The Beat of Life

It was August of 1976 and I had my temporary license, which meant I could drive but had to be accompanied by a parent. The victim of constant parental critique, I sat with my hands at “10 and 2,” going a thrill-seeking 25 mph and quietly driving the family Ford Maverick into the grocery store parking lot. Mom went inside to get “just a few things,” and I stayed in the car. This move was partly to not be seen in the grocery store at 16 with my mommy, and also to deliver the impression that I was driving on my own, even if I was just parked at the moment.

I hung one arm out the window and leaned the seat back.

With my sunglasses low on my nose, I was ready for road action, baby. Bad to the bone … albeit with my mama. I flicked on the radio and pressed the “FM converter” so that I could listen to the real music, man. And then I recall being overcome with a indescribable, euphoric feeling. There was this new band with a new sound, and the sound was huge.

Having studied drums, tympani and marimba by that age and playing in the school band and orchestra since I was in third grade, I was not really a novice deciphering the precision with which this band performed. The song’s refrain told me it was “More Than a Feeling,” and the drummer, Jim Masdea, was playing so hard and so loud I thought he might be using tree limbs for sticks. I turned it up and the single speaker crackled with reverberation. I had found my sound, my signature, the language of my people, man.

Suddenly Mom dropped into the passenger seat with an irritated look and performed immediate loudness-interruptus by shutting the radio off abruptly. The urgent silence made me jump. The lecture began about how she could hear the radio from the store and how I must have lost my mind, but I had already blocked her out. I said very calmly that I wanted to walk home, and she looked puzzled. “You don’t want to drive?” I explained I was going to the record store up the street and would be home later. In those days I walked and biked everywhere so she had no problem with it, and I hiked up to the incense-laden and poster-walled store where a girl named Daphne in a tie-dyed poncho and many silver rings handed me my first Boston record. I used my lowest voice to thank her and said a quick thank you to God that I had walked there instead of having Mom’s bright-white Maverick waiting for me in front of the store for Daphne to notice.

Learning the Beat

Seated at my drum set with a pair of 1968 headphones on that looked like two half-grapefruits held together with a bungee cord, I began wearing away at my eardrums from a decibel level that was possibly illegal. I broke a stick within the first two minutes of playing along to the song. Mom appeared, speaking silently as the music blared. I removed the headphones to hear what she was saying, and ever the encourager, I read her lips as my head rang. “That sounded pretty good,” she smiled. I smiled back and played along all afternoon until my arms were numb.

I recall thinking there was no one I would rather be than a member of this band. Set for life making money while playing the music they love. “What a life they must have,” I thought enviably.

Over the years and through the many jazz bands I have played in, the lessons learned at the hands of Boston have come back several times.

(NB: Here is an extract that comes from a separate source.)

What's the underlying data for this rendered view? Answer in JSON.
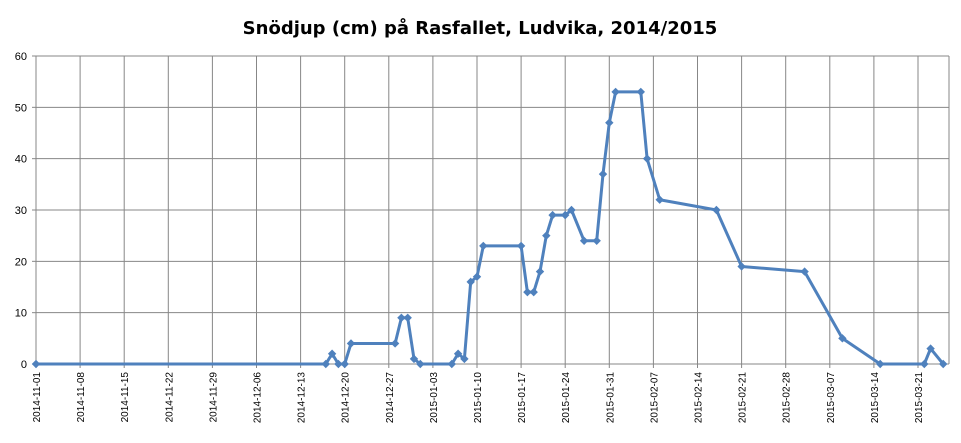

For the readers who are drummers, you know what it means to “fill,” and for those of you not familiar with the term, the best way to describe it is the sounds made by a young Phil Collins during the short drum solo in the song “In the Air Tonight.” You know the part where the song breaks into the really hard rhythm? Well, where the drums usher that big beat in is called a “fill.”

Boston put the big time/big sound fill on the map, and modern drumming has never been the same. Their songs used those massive segues for drama and “hooks” that are now often a staple of modern music. As years before when a young fellow named Barry Manilow, who once wrote commercial jingles for clients like State Farm Insurance and Kentucky Fried Chicken, and then began recording pop songs, Boston knew they had carved a niche.